The alpha-fetoprotein (AFP) gene is transcribed in most epithelial cells lining the fetal mouse small intestine, but transcription persists in only a subset of enteroendocrine cells representing less than 1% of the total intestinal epithelial cells in the adult. The decrease in AFP expression after birth is mediated in part by a repressor element lying between -838 and -250 bp of the AFP gene. Deletion of this element from AFP minigene constructs results in high-level minigene expression in the intestines of adult transgenic mice. Although high levels of AFP minigene RNA are expressed, the fetal pattern of expression is not maintained upon deletion of the repressor element. Instead, the number of cells in which the minigene is expressed increases from less than 1% to approximately 10% of the epithelial cells in the adult small intestine, and includes the majority of the goblet cells in addition to the enteroendocrine cells. In contrast, the pattern of AFP minigene expression in the enterocytes is unaffected by deletion of the repressor element and continues to decrease in the neonate. These studies indicate that the identified AFP repressor is active specifically in goblet cells. The decrease in AFP expression in the enterocytes may be mediated by a separate cis-acting element that is contained in the AFP minigene construct. Alternatively, it is possible that mature enterocytes lack some of the positive factors required for initiation and maintenance of minigene transcription in the absence of the identified negative element.

The zonal expression of alpha-fetoprotein transgenes in the livers of adult mice.

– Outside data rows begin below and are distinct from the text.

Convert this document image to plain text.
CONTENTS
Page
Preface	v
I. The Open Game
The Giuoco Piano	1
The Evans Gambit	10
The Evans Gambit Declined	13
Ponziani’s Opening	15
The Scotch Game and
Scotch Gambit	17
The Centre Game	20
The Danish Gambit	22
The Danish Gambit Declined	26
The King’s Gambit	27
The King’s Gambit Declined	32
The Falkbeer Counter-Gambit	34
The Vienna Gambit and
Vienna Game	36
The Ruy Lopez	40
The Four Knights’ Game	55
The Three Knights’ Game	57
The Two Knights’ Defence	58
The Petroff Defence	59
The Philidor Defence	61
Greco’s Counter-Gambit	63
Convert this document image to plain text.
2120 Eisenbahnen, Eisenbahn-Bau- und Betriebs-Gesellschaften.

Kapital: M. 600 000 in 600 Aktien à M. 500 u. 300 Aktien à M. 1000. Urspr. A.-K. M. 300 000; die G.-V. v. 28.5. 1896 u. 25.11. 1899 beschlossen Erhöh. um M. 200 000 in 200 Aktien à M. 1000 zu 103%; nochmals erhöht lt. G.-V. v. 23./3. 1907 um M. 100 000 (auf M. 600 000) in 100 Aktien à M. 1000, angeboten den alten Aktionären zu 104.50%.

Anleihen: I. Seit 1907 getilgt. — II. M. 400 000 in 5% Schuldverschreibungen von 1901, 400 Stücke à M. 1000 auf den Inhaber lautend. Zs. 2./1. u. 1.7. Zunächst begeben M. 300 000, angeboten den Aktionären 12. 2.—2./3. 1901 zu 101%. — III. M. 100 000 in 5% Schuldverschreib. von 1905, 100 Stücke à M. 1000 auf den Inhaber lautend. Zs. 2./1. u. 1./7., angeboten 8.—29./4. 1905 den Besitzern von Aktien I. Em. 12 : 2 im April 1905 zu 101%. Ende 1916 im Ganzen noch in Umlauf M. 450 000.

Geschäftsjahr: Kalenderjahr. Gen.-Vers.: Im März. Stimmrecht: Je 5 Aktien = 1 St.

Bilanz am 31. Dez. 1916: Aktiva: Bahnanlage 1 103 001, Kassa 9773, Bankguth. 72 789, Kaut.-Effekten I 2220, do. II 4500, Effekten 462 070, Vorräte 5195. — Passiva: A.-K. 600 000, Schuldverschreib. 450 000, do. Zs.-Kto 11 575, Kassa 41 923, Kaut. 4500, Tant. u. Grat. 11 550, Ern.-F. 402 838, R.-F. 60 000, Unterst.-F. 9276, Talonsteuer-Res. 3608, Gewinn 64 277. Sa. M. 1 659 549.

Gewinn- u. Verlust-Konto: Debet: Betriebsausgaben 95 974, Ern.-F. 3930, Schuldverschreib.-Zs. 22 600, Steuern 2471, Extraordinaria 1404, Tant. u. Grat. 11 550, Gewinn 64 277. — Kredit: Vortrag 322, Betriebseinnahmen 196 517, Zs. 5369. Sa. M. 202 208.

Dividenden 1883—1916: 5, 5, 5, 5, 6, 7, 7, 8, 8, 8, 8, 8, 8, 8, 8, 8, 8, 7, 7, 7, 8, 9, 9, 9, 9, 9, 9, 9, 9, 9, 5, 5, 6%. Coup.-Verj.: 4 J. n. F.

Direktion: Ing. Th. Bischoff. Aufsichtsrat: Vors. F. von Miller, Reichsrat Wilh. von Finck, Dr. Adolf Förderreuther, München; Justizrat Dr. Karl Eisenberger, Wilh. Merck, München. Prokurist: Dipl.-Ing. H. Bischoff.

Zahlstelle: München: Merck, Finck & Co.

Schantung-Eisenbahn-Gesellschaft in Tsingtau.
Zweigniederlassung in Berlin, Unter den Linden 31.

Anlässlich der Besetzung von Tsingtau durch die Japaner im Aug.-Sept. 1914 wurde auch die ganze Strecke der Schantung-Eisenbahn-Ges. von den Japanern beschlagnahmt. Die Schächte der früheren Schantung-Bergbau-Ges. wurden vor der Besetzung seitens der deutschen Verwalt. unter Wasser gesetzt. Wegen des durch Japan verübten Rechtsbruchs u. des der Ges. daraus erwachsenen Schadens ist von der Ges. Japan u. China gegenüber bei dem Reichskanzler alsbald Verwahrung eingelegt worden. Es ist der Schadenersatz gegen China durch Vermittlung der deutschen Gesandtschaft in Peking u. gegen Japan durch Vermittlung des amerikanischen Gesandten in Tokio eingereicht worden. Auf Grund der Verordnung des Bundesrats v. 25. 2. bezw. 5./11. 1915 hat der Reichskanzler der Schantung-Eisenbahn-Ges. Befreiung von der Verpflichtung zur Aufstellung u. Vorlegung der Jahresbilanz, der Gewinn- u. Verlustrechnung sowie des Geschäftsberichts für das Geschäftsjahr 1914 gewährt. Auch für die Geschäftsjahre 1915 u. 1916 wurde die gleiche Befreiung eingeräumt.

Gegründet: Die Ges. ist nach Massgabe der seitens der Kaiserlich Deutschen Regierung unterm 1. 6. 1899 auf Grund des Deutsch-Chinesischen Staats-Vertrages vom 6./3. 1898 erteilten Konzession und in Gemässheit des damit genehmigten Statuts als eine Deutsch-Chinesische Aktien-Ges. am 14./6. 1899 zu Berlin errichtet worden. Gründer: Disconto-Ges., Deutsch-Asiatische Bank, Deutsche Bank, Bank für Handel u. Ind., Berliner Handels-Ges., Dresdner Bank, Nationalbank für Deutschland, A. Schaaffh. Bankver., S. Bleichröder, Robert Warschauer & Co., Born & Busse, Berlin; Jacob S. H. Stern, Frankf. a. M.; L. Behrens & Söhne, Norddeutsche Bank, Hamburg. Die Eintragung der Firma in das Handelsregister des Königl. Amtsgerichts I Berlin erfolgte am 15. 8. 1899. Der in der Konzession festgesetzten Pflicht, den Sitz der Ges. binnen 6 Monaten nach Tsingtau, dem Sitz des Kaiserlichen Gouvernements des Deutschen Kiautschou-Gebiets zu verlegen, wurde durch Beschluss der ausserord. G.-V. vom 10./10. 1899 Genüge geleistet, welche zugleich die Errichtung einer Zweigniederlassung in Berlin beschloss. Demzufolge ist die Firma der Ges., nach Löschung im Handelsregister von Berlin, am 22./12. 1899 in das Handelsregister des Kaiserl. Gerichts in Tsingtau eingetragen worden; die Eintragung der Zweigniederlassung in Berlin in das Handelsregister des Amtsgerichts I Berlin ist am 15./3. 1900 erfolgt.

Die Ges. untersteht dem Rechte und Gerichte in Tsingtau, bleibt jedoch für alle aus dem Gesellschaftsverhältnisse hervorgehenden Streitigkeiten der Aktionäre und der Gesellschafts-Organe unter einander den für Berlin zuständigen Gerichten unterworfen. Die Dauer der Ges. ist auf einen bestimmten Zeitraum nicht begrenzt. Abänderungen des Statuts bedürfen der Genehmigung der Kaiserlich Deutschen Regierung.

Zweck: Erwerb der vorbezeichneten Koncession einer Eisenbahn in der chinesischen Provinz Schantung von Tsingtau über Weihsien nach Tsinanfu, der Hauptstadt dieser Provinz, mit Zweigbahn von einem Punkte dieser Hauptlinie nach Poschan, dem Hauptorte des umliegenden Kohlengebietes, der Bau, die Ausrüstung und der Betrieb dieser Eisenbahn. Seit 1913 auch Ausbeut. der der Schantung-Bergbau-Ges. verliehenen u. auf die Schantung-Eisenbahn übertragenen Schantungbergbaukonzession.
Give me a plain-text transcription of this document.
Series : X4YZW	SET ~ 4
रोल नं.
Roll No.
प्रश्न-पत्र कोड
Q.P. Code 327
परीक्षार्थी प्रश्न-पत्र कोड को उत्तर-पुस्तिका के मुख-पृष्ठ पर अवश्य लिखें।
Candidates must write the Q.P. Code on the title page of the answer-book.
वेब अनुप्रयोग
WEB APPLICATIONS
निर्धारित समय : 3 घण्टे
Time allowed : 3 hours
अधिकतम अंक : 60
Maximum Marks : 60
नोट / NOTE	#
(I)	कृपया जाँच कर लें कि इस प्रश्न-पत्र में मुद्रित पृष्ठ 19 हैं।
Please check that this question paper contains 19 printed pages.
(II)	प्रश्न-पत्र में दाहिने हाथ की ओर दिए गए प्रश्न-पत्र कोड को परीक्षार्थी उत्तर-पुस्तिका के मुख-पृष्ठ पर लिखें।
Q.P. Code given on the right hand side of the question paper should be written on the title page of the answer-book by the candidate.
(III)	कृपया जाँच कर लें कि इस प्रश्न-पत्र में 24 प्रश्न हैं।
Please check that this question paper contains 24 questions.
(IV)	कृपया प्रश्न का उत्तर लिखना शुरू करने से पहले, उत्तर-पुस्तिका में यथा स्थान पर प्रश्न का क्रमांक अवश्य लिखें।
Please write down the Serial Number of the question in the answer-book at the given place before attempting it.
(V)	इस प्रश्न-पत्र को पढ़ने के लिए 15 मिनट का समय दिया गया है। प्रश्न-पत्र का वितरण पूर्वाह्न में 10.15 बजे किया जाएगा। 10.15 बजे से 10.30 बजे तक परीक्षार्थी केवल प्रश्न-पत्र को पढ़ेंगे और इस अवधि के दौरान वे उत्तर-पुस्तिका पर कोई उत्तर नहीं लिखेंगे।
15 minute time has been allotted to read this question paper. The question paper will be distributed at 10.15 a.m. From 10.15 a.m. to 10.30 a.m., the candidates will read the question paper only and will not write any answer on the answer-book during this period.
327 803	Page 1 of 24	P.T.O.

The developmental regulation of the alpha-fetoprotein (AFP) gene in liver results in high-level expression in the fetus, followed by dramatic transcriptional repression after birth. We have examined the mouse AFP gene for transcriptional control sequences that may be involved in its postnatal repression in liver. We showed previously that removal of a DNA region between positions -250 base pairs (bp) and -838 bp of the AFP gene resulted in the persistence of expression of an AFP minigene in the postpartum liver of transgenic mice (Vacher and Tilghman, Science 250:1732-1735, 1990). This study examines the distribution of these transgene transcripts in liver using in situ hybridization. We show that there is a zonal distribution of minigene transcripts in the adult livers of these animals. Hepatocytes surrounding the central veins express high levels of minigene transcripts, while hepatocytes in the intermediate and portal areas contain few, if any, transcripts. Quantitative RNAse protection analysis shows a decrease in transgene RNA levels after birth, consistent with repression in all but a small subset of hepatocytes. These results indicate that repression in the pericentral hepatocytes is dependent upon the presence of a cis-acting, negative-regulatory domain, which is located between the enhancers and the proximal promoter of the AFP gene. In contrast, this domain is not essential for complete repression of AFP transgenes in the intermediate zone and periportal hepatocytes.